Executive Vice President for Medical Affairs
Cystic Fibrosis Foundation
After graduating from the Georgia Institute of Technology, Dr. Campbell earned his M.D. from the University of Virginia Medical School where he first became interested in cystic fibrosis as a CF camp counselor during the summer months. He was a Pediatric Resident and Chief Resident at Vanderbilt University School of Medicine. He then earned a diploma from the Liverpool (England) School of Tropical Medicine and became Director of the Department of Pediatrics at the Centre Medical Beraca, LaPointe, Haiti for two years.
Dr. Campbell subsequently returned to Vanderbilt to join the faculty and complete his Pediatric Pulmonology training. As director of the Vanderbilt Cystic Fibrosis Care Center, the center grew from 30 patients to over 300 patients in five years.
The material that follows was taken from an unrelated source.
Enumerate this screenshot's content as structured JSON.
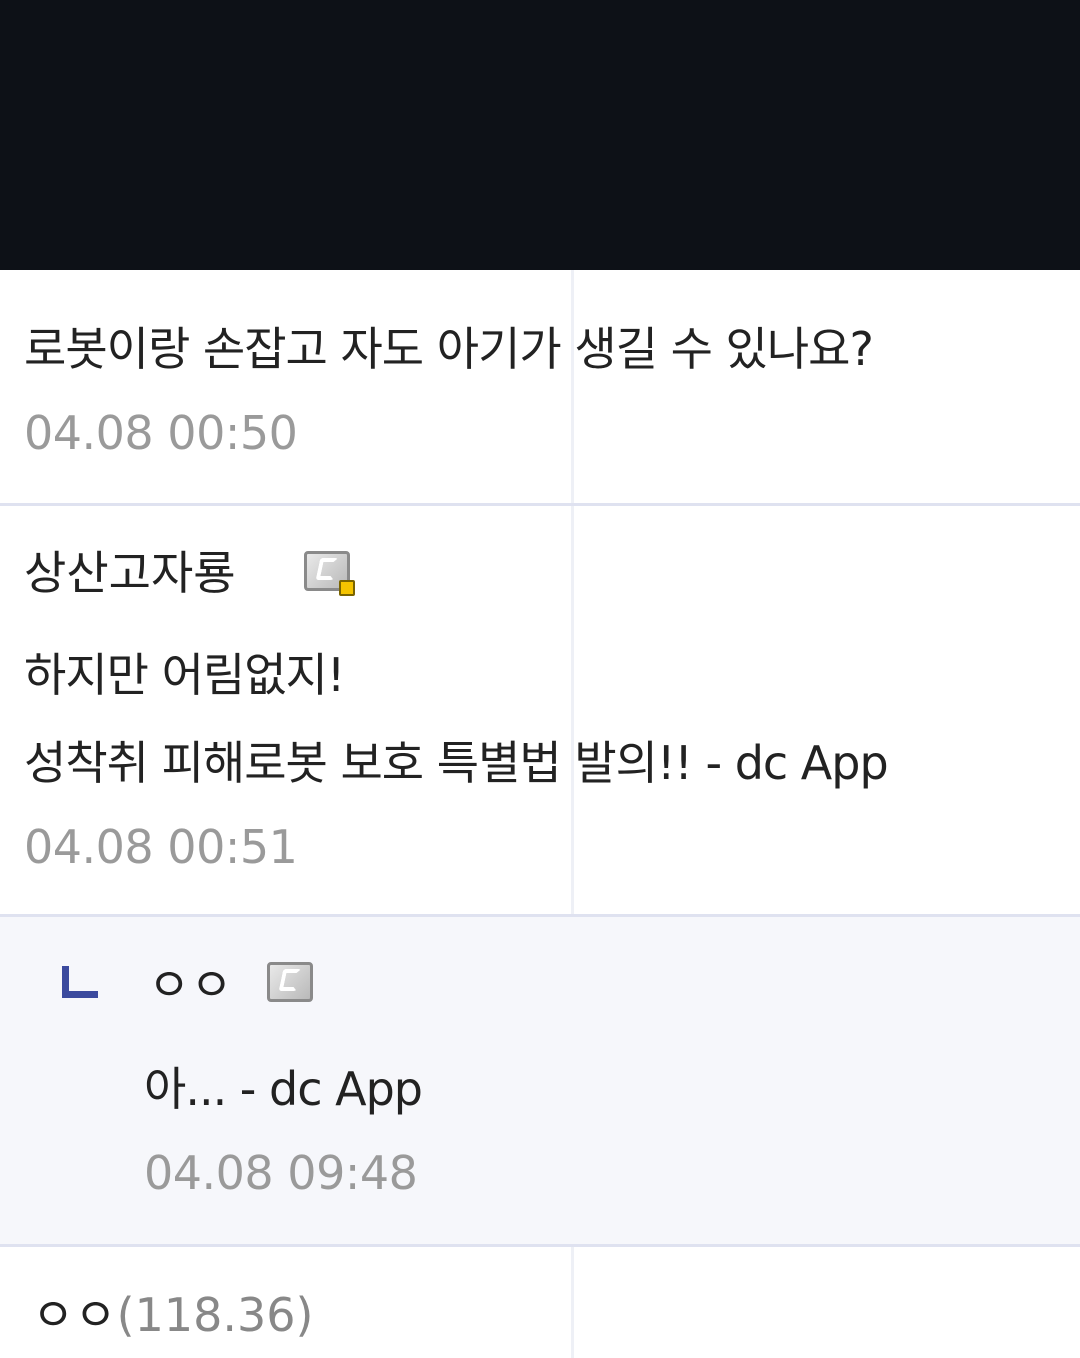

In 1998, Dr. Campbell joined the CF Foundation as the executive vice president for medical affairs in order to leverage his efforts and join an already exciting medical-scientific program. In addition to research, drug discovery and development, Dr. Campbell is responsible for overseeing clinical research, the CF Foundation’s network of specialty care centers, training programs and other medical components of the CF Foundation, including the national patient registry database.
In addition to his responsibilities at the CF Foundation, Dr. Campbell continues to see patients at The Johns Hopkins Hospital in Baltimore.
We asked Dr. Campbell to reminisce on his experiences in Biology while an undergraduate at Georgia Tech.
Who was your favorite Biology professors and what was special about them?
Dr. Strange was an excellent mentor for me and I always appreciated his interest in my growth as a biologist.
What was one of your most memorable experiences in the School of Biology and why?
Unfortunately this was months long experiment that was an absolute failure. This was very helpful because I understood for the first time that scientific progress is paved with many failures that are equally important learning opportunities.
What was the most important lesson learned at Tech that has best served you in your career?
The most important lesson I learned was that we don’t begin to know what we would like to know as biologists so we should be free to question everything as we learn
Do you have some career advice for new generations of Tech Biology graduates?
This is an incredibly exciting time in biology. Nearly every week, basic discoveries are changing the way we live on both global (think climate change) and personal (think genome sequencing) levels. Similarly, the nature of a biology career is changing, expanding from more traditional teaching/discovery roles to public policy, biotechnology, ecological sustainability, ethics and philosophy, etc. Future biology career opportunities will increasingly require skills to best use scientific knowledge as well as how to make new scientific discoveries. I would encourage biology graduates to complement their scientific focus with other areas to acquire a broader perspective on the impact of biology around the world.